Martin Friz, der 2011 im Alter von 67 Jahren gestorben ist, hat die Stuttgarter Vesperkirche gegründet    GB-Foto (Archiv): Eppler

Der Stuttgarter Diakoniepfarrer Martin Friz hatte einen Traum. Ihn störte die Armut und Ungleichheit, die er überall um sich herum wahrnahm. Er wollte dem etwas entgegensetzen, ein Zeichen, das gesellschaftliche Probleme zwar nicht beheben, aber sichtbar machen kann und das aufzeigt, dass ein anderes Zusammenleben möglich ist. Einen Ort schaffen, an dem die „Mühseligen und Beladenen“ für eine Weile ihre Würde zurückbekommen und diejenigen, die besser dran sind, die Chance haben, Vorurteile zu überwinden und Gemeinsamkeiten zu entdecken. Von Friz stammt auch der Name „Vesperkirche“.
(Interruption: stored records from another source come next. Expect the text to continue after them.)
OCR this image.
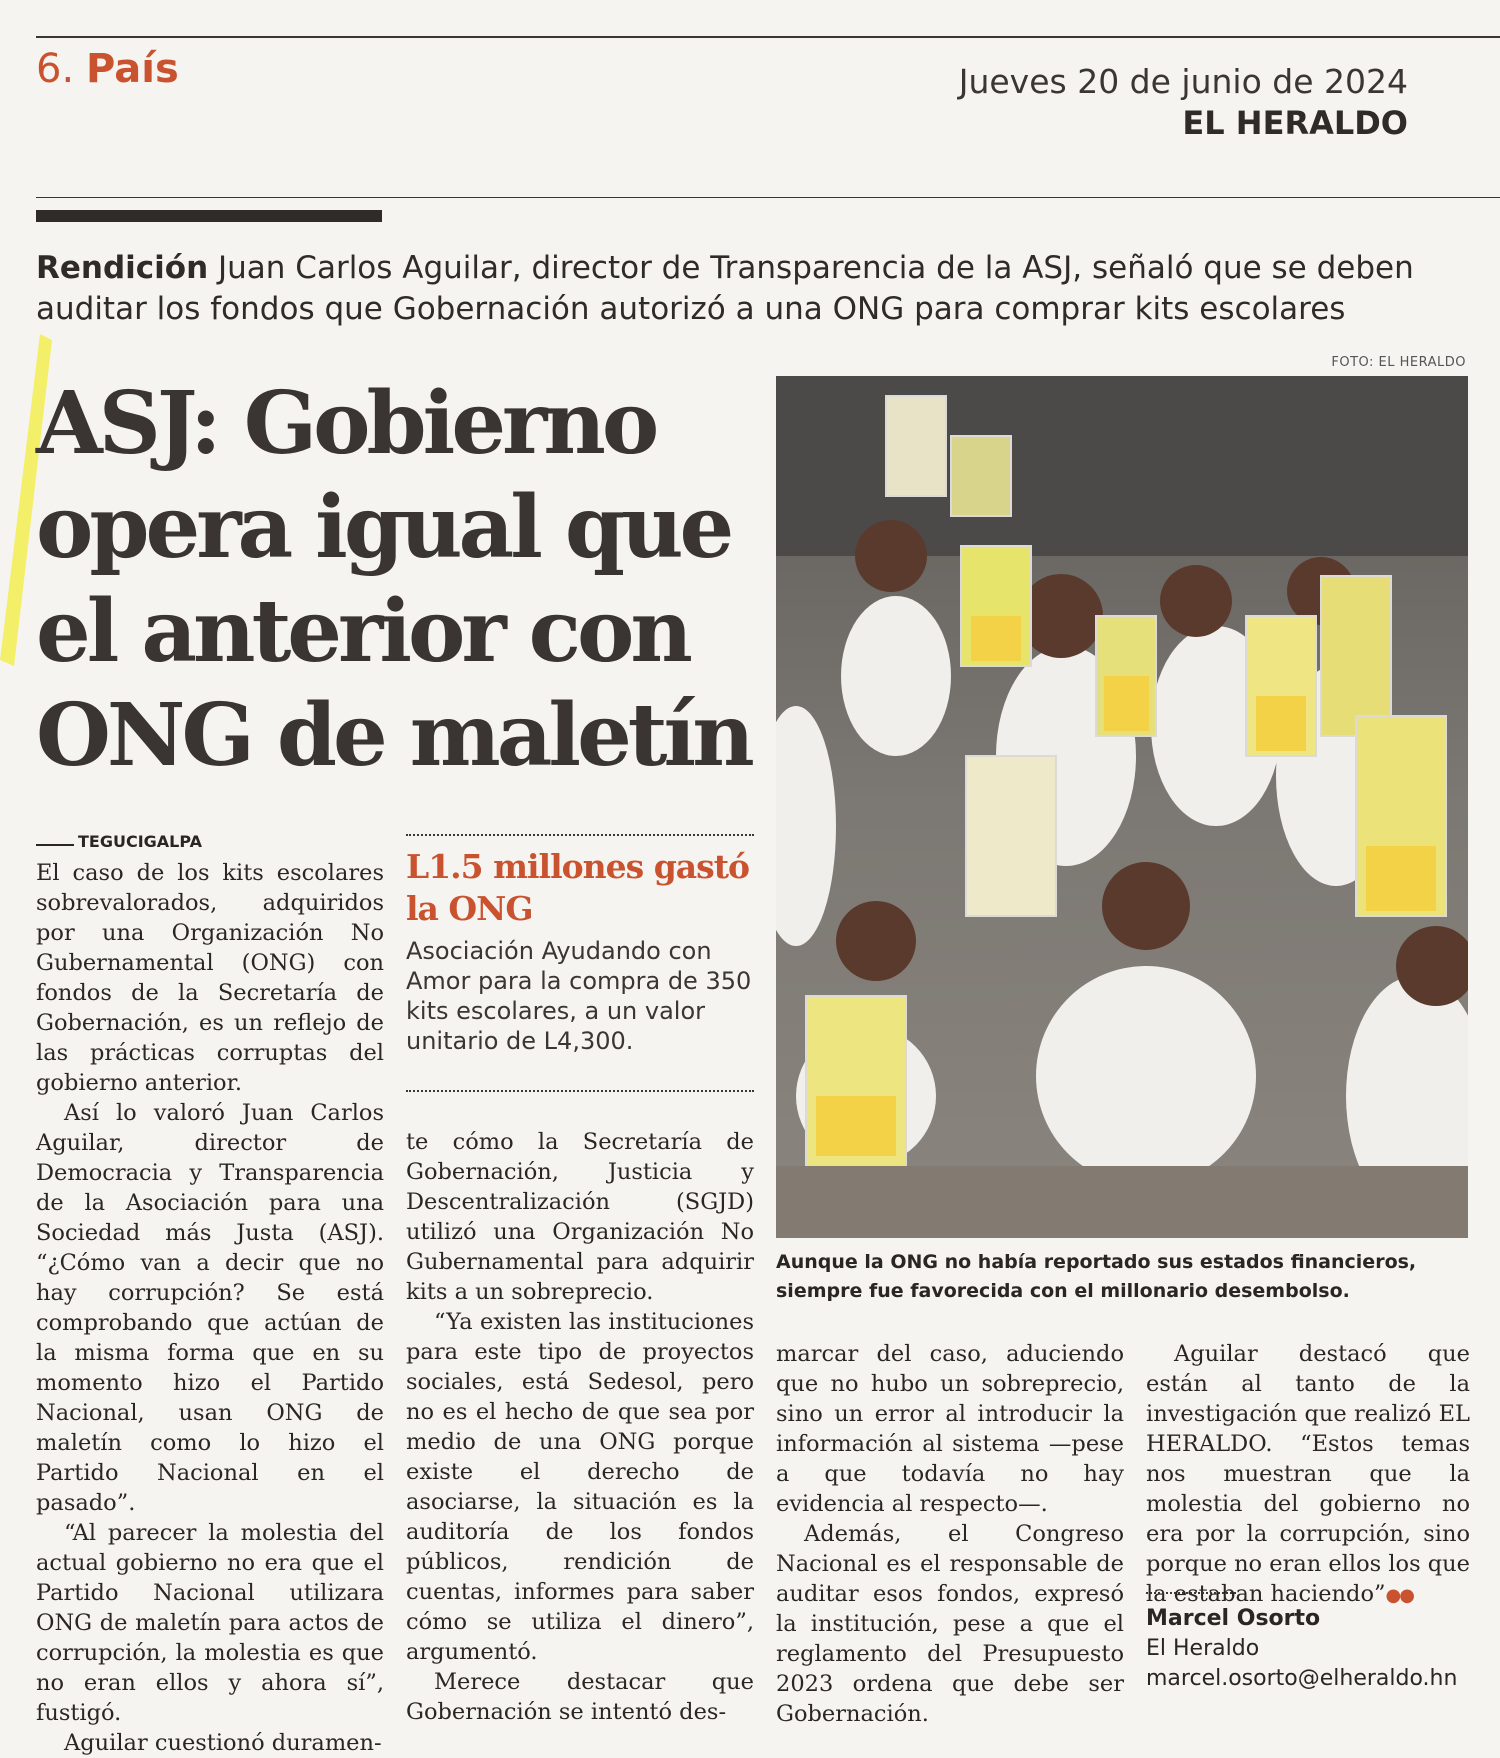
6. País	Jueves 20 de junio de 2024
EL HERALDO
Rendición Juan Carlos Aguilar, director de Transparencia de la ASJ, señaló que se deben auditar los fondos que Gobernación autorizó a una ONG para comprar kits escolares
ASJ: Gobierno
opera igual que
el anterior con
ONG de maletín
FOTO: EL HERALDO
Aunque la ONG no había reportado sus estados financieros, siempre fue favorecida con el millonario desembolso.
TEGUCIGALPA

El caso de los kits escolares sobrevalorados, adquiridos por una Organización No Gubernamental (ONG) con fondos de la Secretaría de Gobernación, es un reflejo de las prácticas corruptas del gobierno anterior.

Así lo valoró Juan Carlos Aguilar, director de Democracia y Transparencia de la Asociación para una Sociedad más Justa (ASJ). “¿Cómo van a decir que no hay corrupción? Se está comprobando que actúan de la misma forma que en su momento hizo el Partido Nacional, usan ONG de maletín como lo hizo el Partido Nacional en el pasado”.

“Al parecer la molestia del actual gobierno no era que el Partido Nacional utilizara ONG de maletín para actos de corrupción, la molestia es que no eran ellos y ahora sí”, fustigó.

Aguilar cuestionó duramen-

L1.5 millones gastó la ONG
Asociación Ayudando con Amor para la compra de 350 kits escolares, a un valor unitario de L4,300.

te cómo la Secretaría de Gobernación, Justicia y Descentralización (SGJD) utilizó una Organización No Gubernamental para adquirir kits a un sobreprecio.

“Ya existen las instituciones para este tipo de proyectos sociales, está Sedesol, pero no es el hecho de que sea por medio de una ONG porque existe el derecho de asociarse, la situación es la auditoría de los fondos públicos, rendición de cuentas, informes para saber cómo se utiliza el dinero”, argumentó.

Merece destacar que Gobernación se intentó des-

marcar del caso, aduciendo que no hubo un sobreprecio, sino un error al introducir la información al sistema —pese a que todavía no hay evidencia al respecto—.

Además, el Congreso Nacional es el responsable de auditar esos fondos, expresó la institución, pese a que el reglamento del Presupuesto 2023 ordena que debe ser Gobernación.

Aguilar destacó que están al tanto de la investigación que realizó EL HERALDO. “Estos temas nos muestran que la molestia del gobierno no era por la corrupción, sino porque no eran ellos los que la estaban haciendo”●●

Marcel Osorto
El Heraldo
marcel.osorto@elheraldo.hn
Als er seine Idee 1994 dem Kirchengemeinderat der Leonhardskirche vorstellte, hatte er schon ein Konzept parat: Das Projekt „Essen für Menschen in Not“ sah vor, die Kirche mehrere Wochen lang zu einem „Ort der Geborgenheit“ zu machen, in dem es für zwei Mark eine warme Mahlzeit sowie kostenlos Kaffee, Tee und Brote geben sollte. Dabei dachte er besonders an „Trümmerfrauen“, Alleinerziehende, Menschen ohne Kochmöglichkeiten in Sozialunterkünften und Obdachlose, doch war ihm die Durchmischung der Gesellschaftsschichten und der Kontakt auf Augenhöhe ein besonderes Anliegen. Den finanziellen Aufwand schätzte er auf 80000 D-Mark, für die Hälfte davon hatte er bereits Spendenzusagen. Nur drei Monate später öffnete die zentral in der Stuttgarter Innenstadt gelegene Leonhardskirche zum ersten Mal die Türen zum gemeinsamen „Vesper“. In dieser kurzen Zeit hatten zahlreiche Menschen ihre Mitarbeit angeboten, eine geeignete Küche und ein erfahrener Koch hatten sich ebenso gefunden wie die nötige Startfinanzierung. Der empfindliche alte Kirchenboden wurde mit Holzplatten abgedeckt, eine Stuttgarter Kaffeerösterei stiftete den ersten Kaffee und eine halbe Stunde vor Beginn des Eröffnungsgottesdiensts gelang es auch, einen Toilettenwagen anzuschließen.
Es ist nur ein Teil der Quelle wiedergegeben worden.